France may vote on a law regarding Holodomor


The French National Assembly has just registered a draft law on recognizing Holodomor [the Famine] of 1932-1933 as an act of genocide against the Ukrainian people.

If the legislative initiative can quickly gather 100 signatures, it could be considered in the very near future.

The draft law has been submitted by a deputy from the North, Christian Vanet, who tabled a similar draft last year which was not considered due to the run-up to the parliamentary elections.

The present draft is timed to coincide with the 75th anniversary of Holodomor.  The French right-of-centre deputy believes that all crimes of genocide committed in the twentieth century must be officially condemned.

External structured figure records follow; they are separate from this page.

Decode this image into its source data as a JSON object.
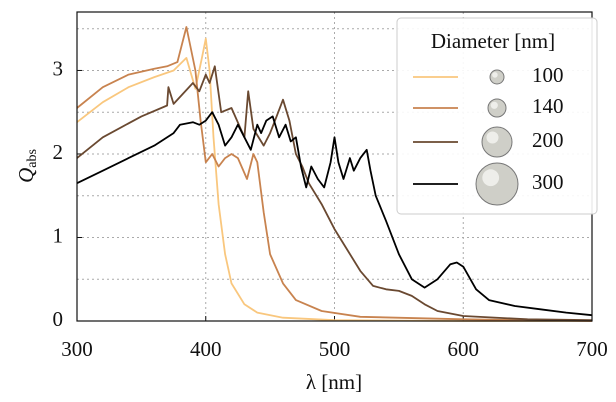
{
  "chart_data": {
    "type": "line",
    "xlabel": "λ [nm]",
    "ylabel": "Q",
    "ylabel_sub": "abs",
    "legend_title": "Diameter [nm]",
    "legend": "upper right",
    "grid": true,
    "xlim": [
      300,
      700
    ],
    "xticks": [
      300,
      400,
      500,
      600,
      700
    ],
    "ylim": [
      0,
      3.7
    ],
    "yticks": [
      0,
      1,
      2,
      3
    ],
    "y_minor_grid": [
      0.5,
      1.5,
      2.5,
      3.5
    ],
    "series": [
      {
        "name": "100",
        "color": "#f9c77e",
        "x": [
          300,
          320,
          340,
          360,
          375,
          385,
          392,
          397,
          400,
          403,
          406,
          410,
          415,
          420,
          430,
          440,
          460,
          500,
          600,
          700
        ],
        "values": [
          2.38,
          2.62,
          2.8,
          2.92,
          3.0,
          3.15,
          2.78,
          3.15,
          3.38,
          3.0,
          2.2,
          1.4,
          0.8,
          0.45,
          0.2,
          0.1,
          0.04,
          0.01,
          0,
          0
        ]
      },
      {
        "name": "140",
        "color": "#c8834f",
        "x": [
          300,
          320,
          340,
          360,
          370,
          378,
          385,
          392,
          396,
          400,
          405,
          410,
          415,
          420,
          425,
          432,
          437,
          440,
          445,
          450,
          460,
          470,
          490,
          520,
          600,
          700
        ],
        "values": [
          2.55,
          2.8,
          2.95,
          3.02,
          3.05,
          3.1,
          3.52,
          3.0,
          2.4,
          1.9,
          2.0,
          1.85,
          1.95,
          2.0,
          1.95,
          1.7,
          2.0,
          1.9,
          1.3,
          0.8,
          0.45,
          0.25,
          0.12,
          0.05,
          0.02,
          0
        ]
      },
      {
        "name": "200",
        "color": "#6a4931",
        "x": [
          300,
          320,
          350,
          370,
          371,
          375,
          390,
          395,
          400,
          403,
          407,
          412,
          420,
          430,
          433,
          437,
          445,
          450,
          455,
          460,
          465,
          470,
          475,
          480,
          490,
          500,
          510,
          520,
          530,
          540,
          550,
          560,
          570,
          580,
          600,
          650,
          700
        ],
        "values": [
          1.95,
          2.2,
          2.45,
          2.58,
          2.8,
          2.6,
          2.85,
          2.75,
          2.95,
          2.85,
          3.05,
          2.5,
          2.55,
          2.2,
          2.75,
          2.3,
          2.1,
          2.25,
          2.45,
          2.65,
          2.4,
          2.0,
          1.85,
          1.65,
          1.4,
          1.1,
          0.85,
          0.6,
          0.42,
          0.38,
          0.36,
          0.3,
          0.2,
          0.12,
          0.06,
          0.02,
          0.01
        ]
      },
      {
        "name": "300",
        "color": "#000000",
        "x": [
          300,
          320,
          340,
          360,
          375,
          380,
          390,
          395,
          400,
          405,
          410,
          415,
          420,
          425,
          430,
          435,
          440,
          443,
          447,
          452,
          457,
          462,
          466,
          470,
          474,
          478,
          482,
          487,
          492,
          497,
          500,
          503,
          507,
          512,
          515,
          520,
          525,
          528,
          532,
          540,
          550,
          560,
          570,
          580,
          590,
          595,
          600,
          610,
          620,
          640,
          660,
          680,
          700
        ],
        "values": [
          1.65,
          1.8,
          1.95,
          2.1,
          2.25,
          2.35,
          2.38,
          2.35,
          2.4,
          2.5,
          2.35,
          2.1,
          2.2,
          2.35,
          2.2,
          2.05,
          2.35,
          2.25,
          2.4,
          2.45,
          2.2,
          2.35,
          2.15,
          2.2,
          1.85,
          1.6,
          1.85,
          1.7,
          1.6,
          1.9,
          2.2,
          1.9,
          1.7,
          1.95,
          1.8,
          1.95,
          2.05,
          1.8,
          1.5,
          1.2,
          0.8,
          0.5,
          0.4,
          0.5,
          0.68,
          0.7,
          0.65,
          0.38,
          0.25,
          0.18,
          0.14,
          0.1,
          0.07
        ]
      }
    ]
  }
}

In the two days since the draft was registered, around twenty people have signed it. Since both the author of the draft bill and the President belong to the Union for the People’s Movement which holds the majority in the National Assembly, one can tentatively assume a good chance for a vote on the draft.

In general the French parliament has a certain tradition for passing such “historic” laws. In 2001 it officially recognized the Armenian Genocide of 1915 which provoked outrage from Turkey. In 2005 it passed a law condemning the slavery of black Africans by representatives of western civilizations.  That law was criticizing for failing to mention the bondage of black Africans by Arabs and Asians, or the slave trade run by black Africans themselves.

Two years ago parliament long debated whether history teachers should be made to stress the positive consequences of colonialism for former colonies.

The political context for the adoption of a possible law on Holodomor is complex. However given the change in attitude to the Ukrainian issue since Nicola Sarcosi was elected President, one cannot exclude a positive outcome.